Before I left for Ghana, Associate Dean Popp told me that if I did not do anything else while abroad, I had to try a West African dish called fufu: a mixture of cassava, plantains and water submerged in a soup of one’s choice. As an optional class through my program, I took a Ghanaian traditional arts & cuisine workshop, where I was able to make fufu. Churning and pounding the ingredients in the sun was an unforgettable workout, but the most memorable cultural experiences were my road trip to the Cape Coast Slave Castle and an EcoTour to the Volta region. The history books do not thoroughly explain the true record of slavery in Africa. Physically walking in the same spot where millions of slaves once stood left me speechless. My tour guide took my group to a small holding cell, and told us that the slaves were held there together until each one died. It was hard to visualize standing in a blacked-out cell, without ventilation and surrounded by rodents, feces, urine, etc. I was able to see the slave dungeons and the “Door of No Return,” a huge wooden door that the slaves were pushed through before being shipped across the Atlantic Ocean. On the Volta EcoTour, I travelled to the Tafi-Atome village to visit the monkey sanctuary. There is a cohabitation between the villagers and the Mona monkeys in this area, because the monkeys are perceived by the people as messengers of their gods. The best part about it was that I got the chance to feed bananas to a few of the monkeys.

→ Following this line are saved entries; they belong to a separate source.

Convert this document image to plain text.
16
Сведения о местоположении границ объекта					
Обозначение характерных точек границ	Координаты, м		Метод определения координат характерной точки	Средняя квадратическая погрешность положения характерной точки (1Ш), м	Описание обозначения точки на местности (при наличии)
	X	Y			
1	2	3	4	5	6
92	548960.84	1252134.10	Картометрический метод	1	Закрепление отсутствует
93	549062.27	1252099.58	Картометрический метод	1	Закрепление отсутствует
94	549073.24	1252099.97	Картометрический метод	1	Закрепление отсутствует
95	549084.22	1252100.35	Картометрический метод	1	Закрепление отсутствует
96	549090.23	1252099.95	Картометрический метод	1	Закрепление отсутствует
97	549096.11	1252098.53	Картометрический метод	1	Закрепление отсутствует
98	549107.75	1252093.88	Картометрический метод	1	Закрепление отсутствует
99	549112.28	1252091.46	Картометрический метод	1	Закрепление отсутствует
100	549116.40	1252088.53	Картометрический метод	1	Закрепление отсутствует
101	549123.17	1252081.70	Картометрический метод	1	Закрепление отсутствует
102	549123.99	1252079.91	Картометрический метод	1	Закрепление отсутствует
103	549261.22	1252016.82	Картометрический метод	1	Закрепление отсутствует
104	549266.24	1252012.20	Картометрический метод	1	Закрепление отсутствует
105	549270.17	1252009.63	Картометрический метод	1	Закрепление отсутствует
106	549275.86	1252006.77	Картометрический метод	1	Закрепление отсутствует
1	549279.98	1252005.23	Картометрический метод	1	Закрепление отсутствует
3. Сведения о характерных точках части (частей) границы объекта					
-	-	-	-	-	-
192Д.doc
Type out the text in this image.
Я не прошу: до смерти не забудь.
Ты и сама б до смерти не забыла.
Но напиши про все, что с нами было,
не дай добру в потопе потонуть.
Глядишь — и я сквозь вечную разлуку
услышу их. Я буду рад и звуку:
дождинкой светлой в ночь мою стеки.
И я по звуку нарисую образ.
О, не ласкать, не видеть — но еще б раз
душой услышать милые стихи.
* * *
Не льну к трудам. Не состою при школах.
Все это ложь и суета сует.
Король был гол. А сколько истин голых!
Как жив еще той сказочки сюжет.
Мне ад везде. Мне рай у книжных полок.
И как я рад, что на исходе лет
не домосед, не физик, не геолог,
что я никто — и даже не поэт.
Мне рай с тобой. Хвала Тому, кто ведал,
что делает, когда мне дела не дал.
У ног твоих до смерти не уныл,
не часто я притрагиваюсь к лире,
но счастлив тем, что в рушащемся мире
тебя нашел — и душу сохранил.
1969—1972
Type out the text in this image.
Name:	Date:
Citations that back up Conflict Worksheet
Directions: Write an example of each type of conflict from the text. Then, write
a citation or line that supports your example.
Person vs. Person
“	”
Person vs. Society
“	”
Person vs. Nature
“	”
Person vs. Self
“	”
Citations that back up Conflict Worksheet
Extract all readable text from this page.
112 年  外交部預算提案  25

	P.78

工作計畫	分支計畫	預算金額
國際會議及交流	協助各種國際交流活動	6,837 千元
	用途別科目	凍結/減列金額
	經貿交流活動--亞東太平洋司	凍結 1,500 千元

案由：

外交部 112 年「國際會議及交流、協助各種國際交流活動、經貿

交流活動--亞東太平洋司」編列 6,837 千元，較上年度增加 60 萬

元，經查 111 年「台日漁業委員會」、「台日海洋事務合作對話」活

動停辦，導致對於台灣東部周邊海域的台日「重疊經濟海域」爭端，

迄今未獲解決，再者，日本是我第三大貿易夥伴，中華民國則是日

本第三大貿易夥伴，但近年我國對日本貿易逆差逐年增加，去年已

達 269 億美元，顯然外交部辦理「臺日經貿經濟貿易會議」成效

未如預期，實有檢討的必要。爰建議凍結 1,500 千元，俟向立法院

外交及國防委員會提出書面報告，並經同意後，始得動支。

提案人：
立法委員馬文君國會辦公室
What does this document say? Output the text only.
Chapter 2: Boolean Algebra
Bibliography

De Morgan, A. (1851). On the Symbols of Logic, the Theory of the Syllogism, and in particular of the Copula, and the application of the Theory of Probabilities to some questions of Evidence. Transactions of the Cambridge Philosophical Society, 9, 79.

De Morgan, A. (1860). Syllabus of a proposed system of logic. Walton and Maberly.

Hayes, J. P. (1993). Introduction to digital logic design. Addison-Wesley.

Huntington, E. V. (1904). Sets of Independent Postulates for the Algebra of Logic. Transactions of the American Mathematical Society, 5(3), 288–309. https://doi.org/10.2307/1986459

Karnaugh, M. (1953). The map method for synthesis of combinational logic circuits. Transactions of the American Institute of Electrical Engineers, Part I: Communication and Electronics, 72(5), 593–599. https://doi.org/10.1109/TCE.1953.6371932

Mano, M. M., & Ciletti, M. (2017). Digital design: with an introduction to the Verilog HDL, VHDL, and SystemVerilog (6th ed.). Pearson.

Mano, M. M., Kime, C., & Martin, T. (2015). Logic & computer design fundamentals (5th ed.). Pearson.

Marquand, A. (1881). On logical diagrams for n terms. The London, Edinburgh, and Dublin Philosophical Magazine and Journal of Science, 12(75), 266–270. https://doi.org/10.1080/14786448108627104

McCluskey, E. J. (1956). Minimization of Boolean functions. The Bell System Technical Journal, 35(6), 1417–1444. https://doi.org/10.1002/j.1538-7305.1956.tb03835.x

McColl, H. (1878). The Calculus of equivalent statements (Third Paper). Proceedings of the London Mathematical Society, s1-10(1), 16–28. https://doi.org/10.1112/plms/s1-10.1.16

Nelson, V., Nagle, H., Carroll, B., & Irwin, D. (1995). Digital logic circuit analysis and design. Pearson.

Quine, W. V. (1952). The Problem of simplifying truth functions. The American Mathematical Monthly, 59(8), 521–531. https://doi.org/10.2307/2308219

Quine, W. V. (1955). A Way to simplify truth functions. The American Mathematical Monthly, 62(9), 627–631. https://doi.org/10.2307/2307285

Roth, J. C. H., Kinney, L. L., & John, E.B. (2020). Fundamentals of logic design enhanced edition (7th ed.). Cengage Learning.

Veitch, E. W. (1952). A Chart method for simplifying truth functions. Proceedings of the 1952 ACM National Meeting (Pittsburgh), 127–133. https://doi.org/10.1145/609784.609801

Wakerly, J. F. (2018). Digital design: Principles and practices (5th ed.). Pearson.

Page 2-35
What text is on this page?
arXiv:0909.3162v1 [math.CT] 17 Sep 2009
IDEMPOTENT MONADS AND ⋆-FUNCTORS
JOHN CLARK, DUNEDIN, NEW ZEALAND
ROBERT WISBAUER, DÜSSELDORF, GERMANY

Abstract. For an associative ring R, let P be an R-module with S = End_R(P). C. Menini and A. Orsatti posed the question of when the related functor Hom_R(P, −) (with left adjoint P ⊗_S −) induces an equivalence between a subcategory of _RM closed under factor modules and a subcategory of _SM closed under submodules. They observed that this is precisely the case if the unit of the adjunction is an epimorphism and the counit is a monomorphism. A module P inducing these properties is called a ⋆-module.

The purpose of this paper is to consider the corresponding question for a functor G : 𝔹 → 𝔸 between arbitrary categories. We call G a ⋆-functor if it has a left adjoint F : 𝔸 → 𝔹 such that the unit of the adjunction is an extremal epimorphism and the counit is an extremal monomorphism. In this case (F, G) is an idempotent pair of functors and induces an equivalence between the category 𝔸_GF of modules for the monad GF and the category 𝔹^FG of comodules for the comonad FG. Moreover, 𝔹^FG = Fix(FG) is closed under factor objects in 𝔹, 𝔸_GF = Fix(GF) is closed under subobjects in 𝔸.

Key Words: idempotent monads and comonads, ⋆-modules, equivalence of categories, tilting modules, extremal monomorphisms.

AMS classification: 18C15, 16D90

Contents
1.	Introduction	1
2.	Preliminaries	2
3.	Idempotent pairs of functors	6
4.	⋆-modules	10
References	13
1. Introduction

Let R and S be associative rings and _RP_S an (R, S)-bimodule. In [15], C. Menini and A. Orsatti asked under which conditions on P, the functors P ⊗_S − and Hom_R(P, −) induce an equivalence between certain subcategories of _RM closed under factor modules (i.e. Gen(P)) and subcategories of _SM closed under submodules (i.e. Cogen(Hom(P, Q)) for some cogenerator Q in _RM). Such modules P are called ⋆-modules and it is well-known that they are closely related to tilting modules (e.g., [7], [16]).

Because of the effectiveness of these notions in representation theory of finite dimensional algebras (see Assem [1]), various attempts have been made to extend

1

The next day, I hiked Mount Afadjato, the highest mountain in Ghana (885 meters). After forty-six minutes of me realizing how out-of-shape I was, I made it to the top. It was both mentally and physically taxing, but the view from the highest peak in Ghana was breathtaking. I was in for a surprise on the way back down. Mount Afadjato was slightly muddy, so that made the descent incredibly challenging, and I spent about an hour helping others get off the mountain.

These cultural trips were only part of my experience in Ghana: I had long days of classes that introduced me to other aspects of Ghanaian culture. My African music and dance professor said that humans have been singing and dancing since birth; our crying was actually singing and our kicking was dancing. The social service delivery systems (SSD) course gave me the opportunity to explore Ghana outside of the city. Every Tuesday, my class traveled to different regions of Ghana, interviewing a variety of people, from female porters, known as the Kayayei, to a Queen Mother of a Ghanaian village. I took service learning as a course, and this allowed me to volunteer my time and energy at a couple of non-governmental organizations in Accra. I helped promote a health screening for Hepatitis B and high blood pressure at the West African Aids Foundation, and I also assisted in starting a GoFundMe to raise money for books and soccer cleats for the Play and Learn Foundation.

At the top of Mount Afadjato.

Without a doubt, I would absolutely recommend this USAC study abroad program to Accra, Ghana, to other students. My SSD professor thanked my class for studying abroad in a less-developed country like Ghana, because it allowed us the chance to point out the large and small differences between Ghana and the United States. I really enjoyed going through an external program like USAC because I was able to share that experience with people from all four corners of the United States. The trip gave me a richer history of both the country of Ghana and the continent of Africa. Also, a more established sense of gratitude for the resources I have here in the States. Going from having safety, security, clean drinking water and air conditioning to having lizards and bed bugs in my hostel and having to take my malaria pills each day, the trip was a major change in comfort levels.